A nossa ressurreição jamais pode ser concebida sem o Cristo ressurreto. De acordo com John Syder, a ressurreição "nos fala de uma maneira tão forte porque o próprio Deus fala através dela e nos declara que Ele ressuscitou a Jesus dentre os mortos, e nos ressuscitará nos últimos dias". É oportuno lembrar, também, que os ímpios ressuscitarão, mas "para vergonha e horror eternos" (Dn 12.1-3).[6]


2. A EXPECTATIVA CRISTÃ QUANTO À RESSURREIÇÃO E A VIDA FUTURA - Infelizmente, há incalculável número de pessoas acreditando na reencarnação, que é uma crença pagã muita antiga e sem qualquer fundamento bíblico. 
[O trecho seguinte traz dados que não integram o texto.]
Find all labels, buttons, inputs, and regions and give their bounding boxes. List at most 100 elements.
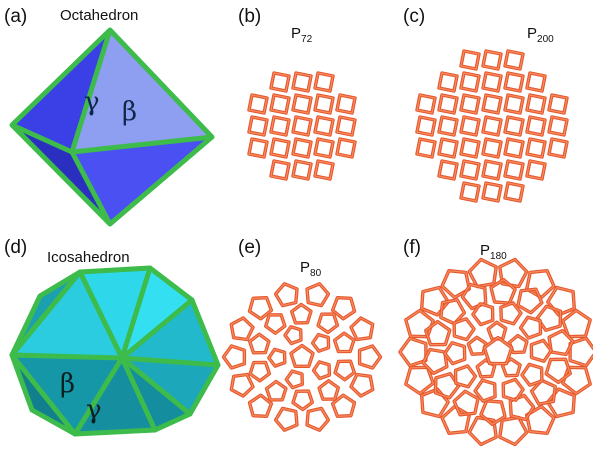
cage-ring-highlight — [504, 50, 524, 70]
cage-ring-highlight — [416, 138, 436, 158]
octa-beta-label: β — [122, 97, 137, 127]
cage-ring-highlight — [441, 270, 470, 299]
cage-ring-highlight — [482, 116, 502, 136]
cage-ring-highlight — [270, 94, 290, 114]
cage-ring — [305, 282, 331, 308]
cage-ring — [273, 406, 299, 432]
cage-ring-highlight — [270, 72, 290, 92]
cage-ring-highlight — [314, 138, 334, 158]
cage-ring-highlight — [317, 313, 338, 334]
cage-ring-highlight — [460, 160, 480, 180]
panel-c-label: (c) — [403, 6, 425, 27]
octa-edges — [9, 27, 215, 227]
cage-ring-highlight — [504, 72, 524, 92]
cage-ring-highlight — [468, 258, 497, 288]
cage-ring-highlight — [460, 138, 480, 158]
icosahedron: β γ — [9, 265, 221, 437]
cage-ring-highlight — [500, 302, 522, 325]
cage-ring-highlight — [444, 342, 466, 365]
cage-ring-highlight — [460, 94, 480, 114]
cage-ring-highlight — [314, 116, 334, 136]
octahedron: γ β — [9, 27, 215, 227]
panel-d-label: (d) — [4, 237, 27, 258]
cage-ring-highlight — [548, 116, 568, 136]
panel-a-title: Octahedron — [60, 7, 138, 24]
cage-ring-highlight — [291, 303, 312, 324]
cage-ring-highlight — [502, 378, 524, 401]
cage-ring-highlight — [438, 138, 458, 158]
icosa-beta-label: β — [60, 369, 75, 399]
cage-ring-highlight — [460, 116, 480, 136]
cage-p80 — [221, 282, 383, 432]
cage-ring-highlight — [548, 138, 568, 158]
cage-ring-highlight — [562, 309, 591, 338]
octa-face-beta — [72, 30, 212, 152]
cage-ring-highlight — [268, 348, 286, 367]
cage-ring-highlight — [292, 390, 313, 411]
cage-ring-highlight — [454, 365, 476, 388]
cage-ring-highlight — [548, 94, 568, 114]
cage-ring-highlight — [275, 283, 298, 307]
cage-ring — [349, 316, 375, 342]
cage-ring-highlight — [504, 182, 524, 202]
cage-ring-highlight — [526, 94, 546, 114]
icosa-face-8 — [122, 358, 190, 430]
cage-ring-highlight — [569, 337, 593, 367]
panel-b-title: P72 — [291, 25, 313, 45]
cage-ring-highlight — [441, 405, 470, 434]
cage-ring-highlight — [460, 72, 480, 92]
cage-ring-highlight — [482, 72, 502, 92]
panel-a-label: (a) — [4, 6, 27, 27]
cage-ring-highlight — [336, 138, 356, 158]
cage-ring — [467, 415, 498, 447]
cage-p72 — [247, 71, 357, 181]
panel-b: (b) P72 — [238, 6, 357, 181]
cage-ring-highlight — [526, 270, 555, 299]
icosa-gamma-label: γ — [86, 395, 102, 425]
cage-ring-highlight — [526, 72, 546, 92]
cage-ring-highlight — [440, 299, 465, 325]
cage-ring — [440, 404, 471, 435]
cage-ring-highlight — [249, 333, 270, 354]
cage-ring-highlight — [350, 373, 374, 397]
cage-ring-highlight — [482, 94, 502, 114]
cage-ring-highlight — [530, 339, 552, 362]
cage-ring-highlight — [526, 116, 546, 136]
cage-ring-highlight — [438, 116, 458, 136]
cage-ring-highlight — [314, 72, 334, 92]
cage-ring-highlight — [519, 316, 542, 339]
cage-ring-highlight — [275, 407, 298, 431]
cage-ring — [525, 269, 556, 300]
icosa-face-6 — [122, 358, 218, 414]
octa-gamma-label: γ — [84, 87, 100, 117]
cage-ring-highlight — [504, 138, 524, 158]
cage-ring-highlight — [499, 416, 528, 446]
cage-ring-highlight — [270, 138, 290, 158]
cage-ring-highlight — [438, 160, 458, 180]
cage-ring-highlight — [314, 94, 334, 114]
panel-f-title: P180 — [480, 242, 507, 262]
cage-ring-highlight — [284, 326, 302, 345]
cage-ring-highlight — [482, 50, 502, 70]
icosa-face-2 — [12, 272, 122, 358]
cage-ring-highlight — [314, 160, 334, 180]
cage-ring-highlight — [248, 297, 272, 320]
cage-ring-highlight — [530, 379, 556, 405]
cage-ring — [273, 282, 299, 308]
cage-ring-highlight — [334, 360, 355, 381]
cage-ring-highlight — [425, 321, 451, 346]
cage-ring-highlight — [332, 394, 356, 417]
cage-ring — [498, 415, 529, 447]
cage-p200 — [415, 49, 569, 203]
cage-ring-highlight — [230, 317, 254, 341]
cage-ring-highlight — [285, 370, 303, 389]
icosa-edges — [9, 265, 221, 437]
cage-ring-highlight — [545, 358, 571, 383]
cage-ring-highlight — [270, 116, 290, 136]
cage-ring-highlight — [416, 94, 436, 114]
cage-ring-highlight — [422, 348, 448, 374]
cage-ring-highlight — [336, 116, 356, 136]
cage-ring — [229, 372, 255, 398]
panel-f: (f) P180 — [398, 237, 593, 447]
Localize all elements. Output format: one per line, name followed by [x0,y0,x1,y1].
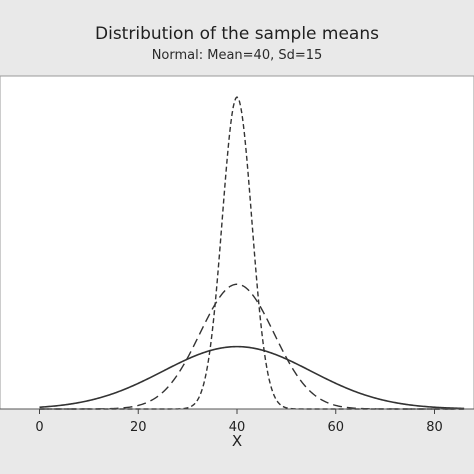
chart-title: Distribution of the sample means [95,24,379,44]
x-tick-label: 20 [130,420,147,435]
plot-area [0,75,474,410]
series-solid-line [39,345,465,410]
x-axis-label: X [231,432,243,450]
x-axis-ticks: 0 20 40 60 80 [35,409,443,435]
x-tick-label: 0 [35,420,43,435]
x-tick-label: 80 [426,420,443,435]
chart-subtitle: Normal: Mean=40, Sd=15 [151,48,323,63]
series-short-dash-line [39,96,465,410]
x-tick-label: 40 [229,420,246,435]
x-tick-label: 60 [327,420,344,435]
O que é a reencarnação? Trata-se da crença de que a alma, ou o elemento psíquico do ser humano, passa para um outro corpo após a morte, fato esse que pode repetir-se muitas vezes com o mesmo indivíduo. A reencarnação indica o renascimento em outro corpo da mesma espécie, especialmente humano, ao passo que a metempsicose aponta para a travessia de fronteiras mais diversificadas: plantas, animais, seres humanos, demoníacos e divinos.[7]

A doutrina da reencarnação é oposta à Bíblia. Aquele que crê na reencarnação obriga-se a rejeitar várias doutrinas básicas do cristianismo. Há, também, aqueles que, mesmo não aceitando a reencarnação, acreditam em doutrinas que desconsideram a ressurreição e a vida futura, como por exemplo, a doutrina do sono da alma, do auto-aperfeiçoamento, dentre outras. 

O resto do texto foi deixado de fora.